The World Health Organization (WHO) has issued its new assessment of the situation in the Gaza Strip's al-Shifa Hospital, describing it as a "death zone" and the situation as "desperate."
The United Nations health organization released its report early Sunday, just a day after a short and "very high-risk" mission into the hospital on Saturday.
The regime has turned Gaza's hospitals into a specific target of its ongoing war of genocide against the coastal sliver, alleging that those facilities house Palestinian resistance fighters and their equipment.
The full @WHO statement on the @UN assessment mission to the Al-Shifa hospital, which colleagues described as a “death zone.”
— Tedros Adhanom Ghebreyesus (@DrTedros) November 18, 2023
The extreme suffering of the people of #Gaza demands that we respond immediately and concretely with humanity and compassion.https://t.co/2jDWgW0KXS pic.twitter.com/YqxPMrw9r9
On Saturday, Mai Alkaila, the Palestinian health minister in the occupied West Bank, strongly condemned Israel for committing genocide against the healthcare system in the Gaza Strip.
Al-Shifa, Gaza's biggest hospital, has taken the brunt of the Israeli assaults on the territory's healthcare system, with the regime claiming that it houses a "command center" belonging to the Palestinian resistance movement Hamas.
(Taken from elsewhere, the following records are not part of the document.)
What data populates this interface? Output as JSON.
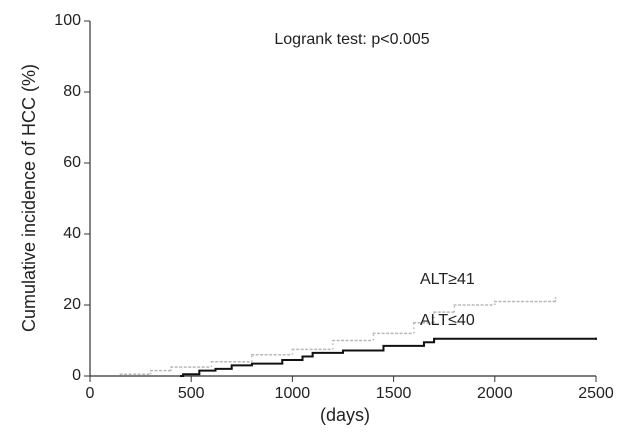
{
  "chart_data": {
    "type": "step",
    "annotation": "Logrank test: p<0.005",
    "xlabel": "(days)",
    "ylabel": "Cumulative incidence of HCC (%)",
    "xlim": [
      0,
      2500
    ],
    "xticks": [
      0,
      500,
      1000,
      1500,
      2000,
      2500
    ],
    "ylim": [
      0,
      100
    ],
    "yticks": [
      0,
      20,
      40,
      60,
      80,
      100
    ],
    "series": [
      {
        "name": "ALT≥41",
        "color": "#b8b8b8",
        "linestyle": "dotted",
        "x": [
          150,
          300,
          400,
          600,
          800,
          1000,
          1200,
          1400,
          1600,
          1700,
          1800,
          2000,
          2300
        ],
        "values": [
          0.5,
          1.5,
          2.5,
          4,
          6,
          7.5,
          10,
          12,
          15,
          18,
          20,
          21,
          22
        ]
      },
      {
        "name": "ALT≤40",
        "color": "#111111",
        "linestyle": "solid",
        "x": [
          450,
          460,
          540,
          620,
          700,
          800,
          950,
          1050,
          1100,
          1250,
          1450,
          1650,
          1700,
          2500
        ],
        "values": [
          0,
          0.5,
          1.5,
          2,
          3,
          3.5,
          4.5,
          5.5,
          6.5,
          7.2,
          8.5,
          9.5,
          10.5,
          10.5
        ]
      }
    ]
  }
}
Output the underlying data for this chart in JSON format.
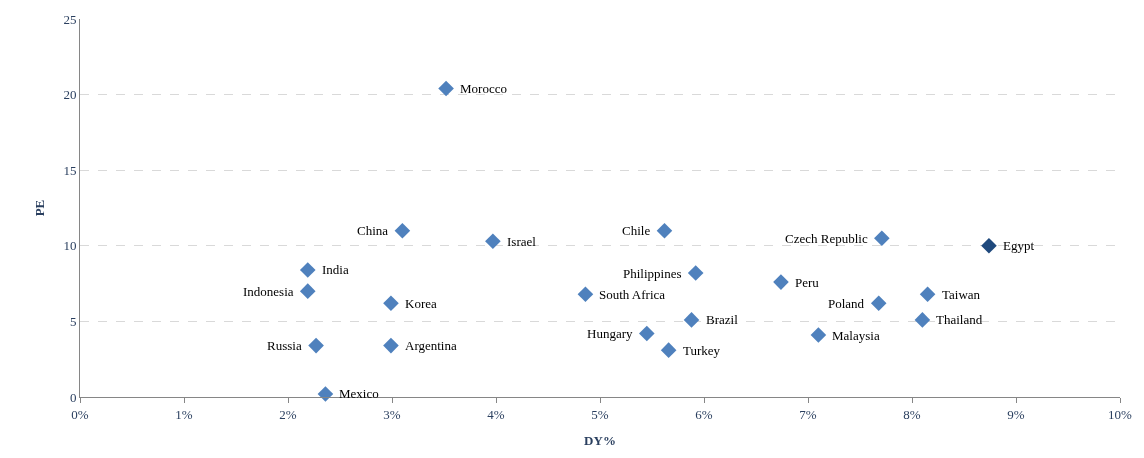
{
  "chart_data": {
    "type": "scatter",
    "xlabel": "DY%",
    "ylabel": "PE",
    "x": [
      3.52,
      3.1,
      3.97,
      5.62,
      7.71,
      8.74,
      2.19,
      2.19,
      2.99,
      5.92,
      6.74,
      4.86,
      7.68,
      8.15,
      5.88,
      8.1,
      5.45,
      7.1,
      2.27,
      2.99,
      5.66,
      2.36
    ],
    "values": [
      20.4,
      11.0,
      10.3,
      11.0,
      10.5,
      10.0,
      8.4,
      7.0,
      6.2,
      8.2,
      7.6,
      6.8,
      6.2,
      6.8,
      5.1,
      5.1,
      4.2,
      4.1,
      3.4,
      3.4,
      3.1,
      0.2
    ],
    "colors": [
      "#4f81bd",
      "#4f81bd",
      "#4f81bd",
      "#4f81bd",
      "#4f81bd",
      "#1f497d",
      "#4f81bd",
      "#4f81bd",
      "#4f81bd",
      "#4f81bd",
      "#4f81bd",
      "#4f81bd",
      "#4f81bd",
      "#4f81bd",
      "#4f81bd",
      "#4f81bd",
      "#4f81bd",
      "#4f81bd",
      "#4f81bd",
      "#4f81bd",
      "#4f81bd",
      "#4f81bd"
    ],
    "marker": "diamond",
    "xlim": [
      0,
      10
    ],
    "ylim": [
      0,
      25
    ],
    "xticks": [
      {
        "value": 0,
        "label": "0%"
      },
      {
        "value": 1,
        "label": "1%"
      },
      {
        "value": 2,
        "label": "2%"
      },
      {
        "value": 3,
        "label": "3%"
      },
      {
        "value": 4,
        "label": "4%"
      },
      {
        "value": 5,
        "label": "5%"
      },
      {
        "value": 6,
        "label": "6%"
      },
      {
        "value": 7,
        "label": "7%"
      },
      {
        "value": 8,
        "label": "8%"
      },
      {
        "value": 9,
        "label": "9%"
      },
      {
        "value": 10,
        "label": "10%"
      }
    ],
    "yticks": [
      0,
      5,
      10,
      15,
      20,
      25
    ],
    "grid": "y",
    "legend": false,
    "annotations": [
      {
        "text": "Morocco",
        "x": 3.52,
        "y": 20.4
      },
      {
        "text": "China",
        "x": 3.1,
        "y": 11.0
      },
      {
        "text": "Israel",
        "x": 3.97,
        "y": 10.3
      },
      {
        "text": "Chile",
        "x": 5.62,
        "y": 11.0
      },
      {
        "text": "Czech Republic",
        "x": 7.71,
        "y": 10.5
      },
      {
        "text": "Egypt",
        "x": 8.74,
        "y": 10.0
      },
      {
        "text": "India",
        "x": 2.19,
        "y": 8.4
      },
      {
        "text": "Indonesia",
        "x": 2.19,
        "y": 7.0
      },
      {
        "text": "Korea",
        "x": 2.99,
        "y": 6.2
      },
      {
        "text": "Philippines",
        "x": 5.92,
        "y": 8.2
      },
      {
        "text": "Peru",
        "x": 6.74,
        "y": 7.6
      },
      {
        "text": "South Africa",
        "x": 4.86,
        "y": 6.8
      },
      {
        "text": "Poland",
        "x": 7.68,
        "y": 6.2
      },
      {
        "text": "Taiwan",
        "x": 8.15,
        "y": 6.8
      },
      {
        "text": "Brazil",
        "x": 5.88,
        "y": 5.1
      },
      {
        "text": "Thailand",
        "x": 8.1,
        "y": 5.1
      },
      {
        "text": "Hungary",
        "x": 5.45,
        "y": 4.2
      },
      {
        "text": "Malaysia",
        "x": 7.1,
        "y": 4.1
      },
      {
        "text": "Russia",
        "x": 2.27,
        "y": 3.4
      },
      {
        "text": "Argentina",
        "x": 2.99,
        "y": 3.4
      },
      {
        "text": "Turkey",
        "x": 5.66,
        "y": 3.1
      },
      {
        "text": "Mexico",
        "x": 2.36,
        "y": 0.2
      }
    ]
  }
}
The situation has forced "scores of sick and injured, some of them amputees" to flee the hospital towards the seafront without ambulances, along with displaced people, doctors and nurses, the WHO said. It added that only 291 patients, including 32 babies "in extremely critical condition," and 25 health workers have remained inside the complex.
"Signs of shelling and gunfire were evident. The [WHO] team saw a mass grave at the entrance of the hospital and were told more than 80 people were buried there," the world body said in its statement.
A lack of clean water, fuel, medicines, food, and other essential aid has caused the hospital to basically stop functioning as a medical facility, it noted.
"Corridors and the hospital grounds were filled with medical and solid waste, increasing the risk of infection," the WHO said.
Also on Sunday, WHO's chief Tedros Adhanom Ghebreyesus wrote on X social media platform that the world body was "working with partners to develop an urgent evacuation plan and ask for full facilitation of this plan."
Today @WHO led a very high risk @UN assessment mission to Al-Shifa hospital in #Gaza.
— Tedros Adhanom Ghebreyesus (@DrTedros) November 18, 2023
The team saw a hospital no longer able to function: no water, no food, no electricity, no fuel, medical supplies depleted.
Given this deplorable situation and the condition of many patients,…
"We continue to call for protection of health and of civilians," he said, lamenting that "the current situation is unbearable and unjustifiable. Ceasefire. NOW."
The regime launched its devastating war on October 7 following a surprise operation by Gaza-based resistance movements. At least 12,300 Palestinians have been killed, including more than 5,000 children, and over 29,800 people sustained injuries during the war.